Wednesday, January 28, 2015

Supreme Court Says Retiree Health Benefits Aren’t Vested Unless the Contract Says So

Resolving a split among circuits, the U.S. Supreme Court ruled on Monday that unionized retirees cannot claim that their retiree health benefits vested at the time of retirement unless the collective bargaining agreement expressly states that.

Last Monday, the court issued its much anticipated decision in M&G Polymers USA v. Tackett, et al. which many hoped would unify among the circuits the rule on vesting of retiree health benefits under collective bargaining agreements. The facts in M&G Polymers are very representative of the issues addressed in courts across the country.  Plaintiffs are retired union employees. At the time that they retired, a collective bargaining agreement was in place that provided, among other benefits, that retired union members would be eligible for health insurance that was paid for by the employer at varying levels depending on the employee’s years of service.  This contract provision remained essentially unchanged for a number of years until the defendant company, like many employers, found it to be a necessary business decision to begin to require retirees to pay the entire cost of their health insurance.  The plaintiffs, a group of retirees under the collective bargaining agreements that provided the generous benefit, sued under the theory that their rights to retiree health care benefits vested at the time of their retirement, even though the collective bargaining agreement contained no specific language to that effect, and the employer was therefore contractually obligated to maintain those benefits for their lifetimes.
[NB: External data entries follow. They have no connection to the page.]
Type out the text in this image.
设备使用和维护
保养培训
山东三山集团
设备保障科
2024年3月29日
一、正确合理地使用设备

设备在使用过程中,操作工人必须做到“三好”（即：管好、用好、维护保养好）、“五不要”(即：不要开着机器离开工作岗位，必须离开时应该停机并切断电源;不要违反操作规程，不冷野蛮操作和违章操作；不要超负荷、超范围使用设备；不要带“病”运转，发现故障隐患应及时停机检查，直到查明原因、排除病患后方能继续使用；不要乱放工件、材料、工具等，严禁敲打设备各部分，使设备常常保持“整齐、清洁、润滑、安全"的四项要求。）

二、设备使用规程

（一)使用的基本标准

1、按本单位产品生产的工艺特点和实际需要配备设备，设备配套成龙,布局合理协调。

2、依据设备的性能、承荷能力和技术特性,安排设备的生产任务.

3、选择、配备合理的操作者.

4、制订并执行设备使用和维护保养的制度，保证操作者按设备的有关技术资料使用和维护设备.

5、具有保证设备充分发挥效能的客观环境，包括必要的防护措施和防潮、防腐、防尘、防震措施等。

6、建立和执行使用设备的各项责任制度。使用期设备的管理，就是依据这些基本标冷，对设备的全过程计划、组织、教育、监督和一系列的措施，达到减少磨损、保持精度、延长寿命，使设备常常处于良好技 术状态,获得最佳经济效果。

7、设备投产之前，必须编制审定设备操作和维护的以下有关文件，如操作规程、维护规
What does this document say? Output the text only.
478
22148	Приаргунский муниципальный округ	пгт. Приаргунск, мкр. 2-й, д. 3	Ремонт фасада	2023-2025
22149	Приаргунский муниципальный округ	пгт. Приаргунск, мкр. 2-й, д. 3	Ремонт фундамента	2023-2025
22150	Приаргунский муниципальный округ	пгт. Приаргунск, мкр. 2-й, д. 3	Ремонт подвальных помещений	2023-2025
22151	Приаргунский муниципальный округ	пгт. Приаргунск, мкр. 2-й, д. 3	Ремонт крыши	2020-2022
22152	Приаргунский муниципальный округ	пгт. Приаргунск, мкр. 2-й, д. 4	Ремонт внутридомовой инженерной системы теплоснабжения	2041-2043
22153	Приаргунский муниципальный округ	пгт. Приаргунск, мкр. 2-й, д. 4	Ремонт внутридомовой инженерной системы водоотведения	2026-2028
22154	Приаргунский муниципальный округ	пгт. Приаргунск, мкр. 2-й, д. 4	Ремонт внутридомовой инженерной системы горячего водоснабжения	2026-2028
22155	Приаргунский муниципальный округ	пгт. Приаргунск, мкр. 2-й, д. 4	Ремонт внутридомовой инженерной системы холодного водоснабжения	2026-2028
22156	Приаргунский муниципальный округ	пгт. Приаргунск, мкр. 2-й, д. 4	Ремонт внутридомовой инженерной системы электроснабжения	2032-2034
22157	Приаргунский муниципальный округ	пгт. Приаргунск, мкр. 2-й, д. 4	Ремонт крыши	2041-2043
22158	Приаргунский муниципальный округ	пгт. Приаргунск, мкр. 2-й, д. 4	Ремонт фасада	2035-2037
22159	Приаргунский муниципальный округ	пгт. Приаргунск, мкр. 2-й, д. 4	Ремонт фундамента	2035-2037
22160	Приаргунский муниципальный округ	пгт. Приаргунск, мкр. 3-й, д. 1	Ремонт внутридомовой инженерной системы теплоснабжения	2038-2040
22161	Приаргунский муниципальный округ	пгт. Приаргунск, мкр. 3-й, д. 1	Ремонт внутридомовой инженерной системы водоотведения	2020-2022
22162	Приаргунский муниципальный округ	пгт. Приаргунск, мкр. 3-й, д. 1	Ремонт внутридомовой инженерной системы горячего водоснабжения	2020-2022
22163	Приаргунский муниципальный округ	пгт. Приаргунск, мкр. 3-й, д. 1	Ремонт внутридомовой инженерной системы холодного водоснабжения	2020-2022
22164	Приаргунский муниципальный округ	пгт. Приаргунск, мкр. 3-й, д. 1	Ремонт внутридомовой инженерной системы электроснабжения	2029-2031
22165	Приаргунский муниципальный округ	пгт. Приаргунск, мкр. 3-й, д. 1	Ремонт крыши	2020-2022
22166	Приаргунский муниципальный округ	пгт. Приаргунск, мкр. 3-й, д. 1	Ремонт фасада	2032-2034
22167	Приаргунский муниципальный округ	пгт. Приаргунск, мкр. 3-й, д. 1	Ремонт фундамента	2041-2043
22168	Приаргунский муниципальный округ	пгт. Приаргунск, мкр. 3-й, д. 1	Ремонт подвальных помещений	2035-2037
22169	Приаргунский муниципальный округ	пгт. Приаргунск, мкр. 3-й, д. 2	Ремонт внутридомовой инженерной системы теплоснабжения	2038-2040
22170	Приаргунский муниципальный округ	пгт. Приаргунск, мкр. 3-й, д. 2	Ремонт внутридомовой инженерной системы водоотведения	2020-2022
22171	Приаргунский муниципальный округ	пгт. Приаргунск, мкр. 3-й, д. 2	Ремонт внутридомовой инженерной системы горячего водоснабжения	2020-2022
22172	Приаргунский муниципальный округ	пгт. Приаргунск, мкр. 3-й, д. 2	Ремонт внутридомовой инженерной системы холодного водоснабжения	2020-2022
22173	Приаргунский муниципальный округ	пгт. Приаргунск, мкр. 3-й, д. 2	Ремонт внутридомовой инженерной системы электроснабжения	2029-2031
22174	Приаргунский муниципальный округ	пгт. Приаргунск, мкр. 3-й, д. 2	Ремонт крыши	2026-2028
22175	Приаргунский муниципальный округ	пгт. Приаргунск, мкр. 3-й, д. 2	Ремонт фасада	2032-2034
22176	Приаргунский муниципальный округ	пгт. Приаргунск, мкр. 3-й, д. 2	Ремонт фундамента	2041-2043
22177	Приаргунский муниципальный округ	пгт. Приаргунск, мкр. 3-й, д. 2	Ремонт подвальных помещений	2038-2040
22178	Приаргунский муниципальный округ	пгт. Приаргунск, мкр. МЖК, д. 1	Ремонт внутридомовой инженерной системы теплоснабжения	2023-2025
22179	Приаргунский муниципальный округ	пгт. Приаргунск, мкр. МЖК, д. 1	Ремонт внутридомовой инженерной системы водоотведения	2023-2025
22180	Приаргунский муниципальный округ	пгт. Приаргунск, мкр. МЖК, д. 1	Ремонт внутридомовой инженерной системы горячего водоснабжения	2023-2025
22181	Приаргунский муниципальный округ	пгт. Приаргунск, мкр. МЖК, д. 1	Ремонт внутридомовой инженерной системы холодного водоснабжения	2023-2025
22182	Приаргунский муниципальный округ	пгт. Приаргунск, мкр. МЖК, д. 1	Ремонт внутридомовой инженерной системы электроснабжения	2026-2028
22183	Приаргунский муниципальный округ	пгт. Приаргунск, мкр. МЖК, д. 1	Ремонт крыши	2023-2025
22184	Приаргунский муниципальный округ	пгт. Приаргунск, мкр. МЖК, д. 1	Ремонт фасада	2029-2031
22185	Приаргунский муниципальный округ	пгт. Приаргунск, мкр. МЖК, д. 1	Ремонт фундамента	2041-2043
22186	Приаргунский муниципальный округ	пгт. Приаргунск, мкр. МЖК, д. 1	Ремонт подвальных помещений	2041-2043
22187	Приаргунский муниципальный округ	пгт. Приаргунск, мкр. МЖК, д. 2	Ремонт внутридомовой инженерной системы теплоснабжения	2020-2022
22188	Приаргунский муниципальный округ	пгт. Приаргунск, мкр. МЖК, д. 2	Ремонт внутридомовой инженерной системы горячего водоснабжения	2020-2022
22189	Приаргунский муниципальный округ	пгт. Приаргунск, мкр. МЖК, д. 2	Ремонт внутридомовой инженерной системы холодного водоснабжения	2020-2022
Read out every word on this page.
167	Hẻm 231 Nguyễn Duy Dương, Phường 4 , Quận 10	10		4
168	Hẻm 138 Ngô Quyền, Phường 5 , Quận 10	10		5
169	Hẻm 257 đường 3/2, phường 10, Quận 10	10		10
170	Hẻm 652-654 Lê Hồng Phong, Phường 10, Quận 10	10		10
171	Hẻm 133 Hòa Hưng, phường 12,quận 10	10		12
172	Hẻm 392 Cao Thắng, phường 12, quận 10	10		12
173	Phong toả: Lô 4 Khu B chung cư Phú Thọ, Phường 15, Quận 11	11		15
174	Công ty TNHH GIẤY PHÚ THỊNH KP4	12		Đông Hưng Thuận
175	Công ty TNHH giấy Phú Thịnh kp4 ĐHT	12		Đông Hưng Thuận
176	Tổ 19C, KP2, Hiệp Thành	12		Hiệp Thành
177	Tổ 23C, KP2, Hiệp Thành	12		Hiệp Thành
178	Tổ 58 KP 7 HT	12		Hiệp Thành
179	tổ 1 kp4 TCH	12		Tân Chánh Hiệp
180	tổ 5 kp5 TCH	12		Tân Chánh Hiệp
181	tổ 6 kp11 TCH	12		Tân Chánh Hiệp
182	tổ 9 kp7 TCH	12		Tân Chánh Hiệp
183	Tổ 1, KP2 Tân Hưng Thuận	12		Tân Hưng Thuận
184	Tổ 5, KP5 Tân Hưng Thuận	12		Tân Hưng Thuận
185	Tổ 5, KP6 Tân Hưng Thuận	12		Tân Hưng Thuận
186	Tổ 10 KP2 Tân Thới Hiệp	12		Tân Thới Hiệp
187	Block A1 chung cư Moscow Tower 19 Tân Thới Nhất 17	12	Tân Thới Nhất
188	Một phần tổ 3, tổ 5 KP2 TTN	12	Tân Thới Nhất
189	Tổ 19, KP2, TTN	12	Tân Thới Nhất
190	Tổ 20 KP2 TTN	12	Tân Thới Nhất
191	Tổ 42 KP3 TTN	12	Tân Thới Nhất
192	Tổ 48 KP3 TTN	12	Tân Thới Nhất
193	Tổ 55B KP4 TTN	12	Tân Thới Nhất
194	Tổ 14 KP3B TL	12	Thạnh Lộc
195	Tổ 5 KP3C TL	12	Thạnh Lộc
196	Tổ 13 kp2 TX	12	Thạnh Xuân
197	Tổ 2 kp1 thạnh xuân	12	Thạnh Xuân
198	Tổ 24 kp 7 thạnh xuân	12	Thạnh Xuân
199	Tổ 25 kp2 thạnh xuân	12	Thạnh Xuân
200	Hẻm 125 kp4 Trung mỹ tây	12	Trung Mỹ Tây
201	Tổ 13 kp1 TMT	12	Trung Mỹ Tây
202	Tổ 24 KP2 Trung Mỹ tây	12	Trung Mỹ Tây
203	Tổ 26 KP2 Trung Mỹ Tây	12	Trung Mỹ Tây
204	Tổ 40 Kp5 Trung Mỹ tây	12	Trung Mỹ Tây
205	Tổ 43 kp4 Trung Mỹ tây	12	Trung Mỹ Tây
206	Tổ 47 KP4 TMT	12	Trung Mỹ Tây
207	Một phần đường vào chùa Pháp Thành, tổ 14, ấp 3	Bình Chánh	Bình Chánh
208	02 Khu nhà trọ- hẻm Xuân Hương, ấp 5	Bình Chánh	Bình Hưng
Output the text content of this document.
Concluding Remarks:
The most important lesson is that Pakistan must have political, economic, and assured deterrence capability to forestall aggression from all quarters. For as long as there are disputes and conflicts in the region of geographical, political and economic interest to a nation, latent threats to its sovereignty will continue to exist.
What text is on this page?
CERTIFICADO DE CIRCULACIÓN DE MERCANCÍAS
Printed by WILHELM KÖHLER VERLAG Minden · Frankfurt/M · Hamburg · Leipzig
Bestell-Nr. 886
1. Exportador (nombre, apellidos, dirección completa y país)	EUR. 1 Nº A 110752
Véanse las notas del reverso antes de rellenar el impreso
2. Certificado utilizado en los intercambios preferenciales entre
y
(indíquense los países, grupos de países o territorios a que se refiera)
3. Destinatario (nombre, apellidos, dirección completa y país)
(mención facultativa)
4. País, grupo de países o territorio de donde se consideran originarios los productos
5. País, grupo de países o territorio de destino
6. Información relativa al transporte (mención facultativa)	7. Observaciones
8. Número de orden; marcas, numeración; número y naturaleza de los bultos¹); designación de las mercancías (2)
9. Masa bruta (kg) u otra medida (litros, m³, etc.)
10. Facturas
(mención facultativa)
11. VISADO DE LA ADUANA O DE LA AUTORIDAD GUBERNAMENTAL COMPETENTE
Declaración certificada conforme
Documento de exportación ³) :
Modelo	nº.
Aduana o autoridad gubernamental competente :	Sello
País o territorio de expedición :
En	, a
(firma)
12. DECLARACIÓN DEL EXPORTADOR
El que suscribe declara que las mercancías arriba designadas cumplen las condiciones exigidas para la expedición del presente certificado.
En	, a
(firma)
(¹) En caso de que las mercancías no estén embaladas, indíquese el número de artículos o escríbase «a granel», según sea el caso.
The district court ruled in favor of the employer but the 6th Circuit overturned that decision. It held that the question of duration of the benefits should first be determined by the express language of the agreement, but that the terms of the collective bargaining agreement at issue contained inherent ambiguities as to the duration of that provision because, among other things, the language referred to events in the future, which implied that the provision would survive the expiration of the agreement. The 6th Circuit held that because the true meaning of the retiree insurance provision was ambiguous, that extrinsic evidence should be allowed to determine the true intent of the parties.

The Supreme Court majority was not persuaded by the 6th Circuit rule that reference to events in the future rendered the provision ambiguous as to duration, therefore allowing evidence outside of the contract terms to ascertain the parties’ intent. The Court held “ …when a contract is silent as to the duration of benefits, a court may not infer that the parties intended those benefits to vest for life.”

This decision clarifies both 7th Circuit and Illinois state court rulings on the subject, which have been in accord with the 6th Circuit on these matters. The Supreme Court decision in M&G Polymers makes it pretty clear that a court must first look to the express contractual provision to determine duration of benefits derived from that agreement and silence on a subject leaves no room for inference.

The Supreme Court decision may be a lifesaver for some employers who continue to struggle to contain health insurance costs. A mandate to maintain retiree health insurance pursuant to expired collective bargaining agreements for those already retired members resulted in two or more tiers of benefits depending on whether the employee was currently employed or retired. It forced some employers to maintain costly insurance programs for retirees. Now employers should carefully examine collective bargaining agreements to ensure that they do not contain language which grants lifetime benefits or certain benefit levels. If the agreements are silent as to duration of the benefits, employers are free to alter the benefits of the already retired to conform with current contractual agreements.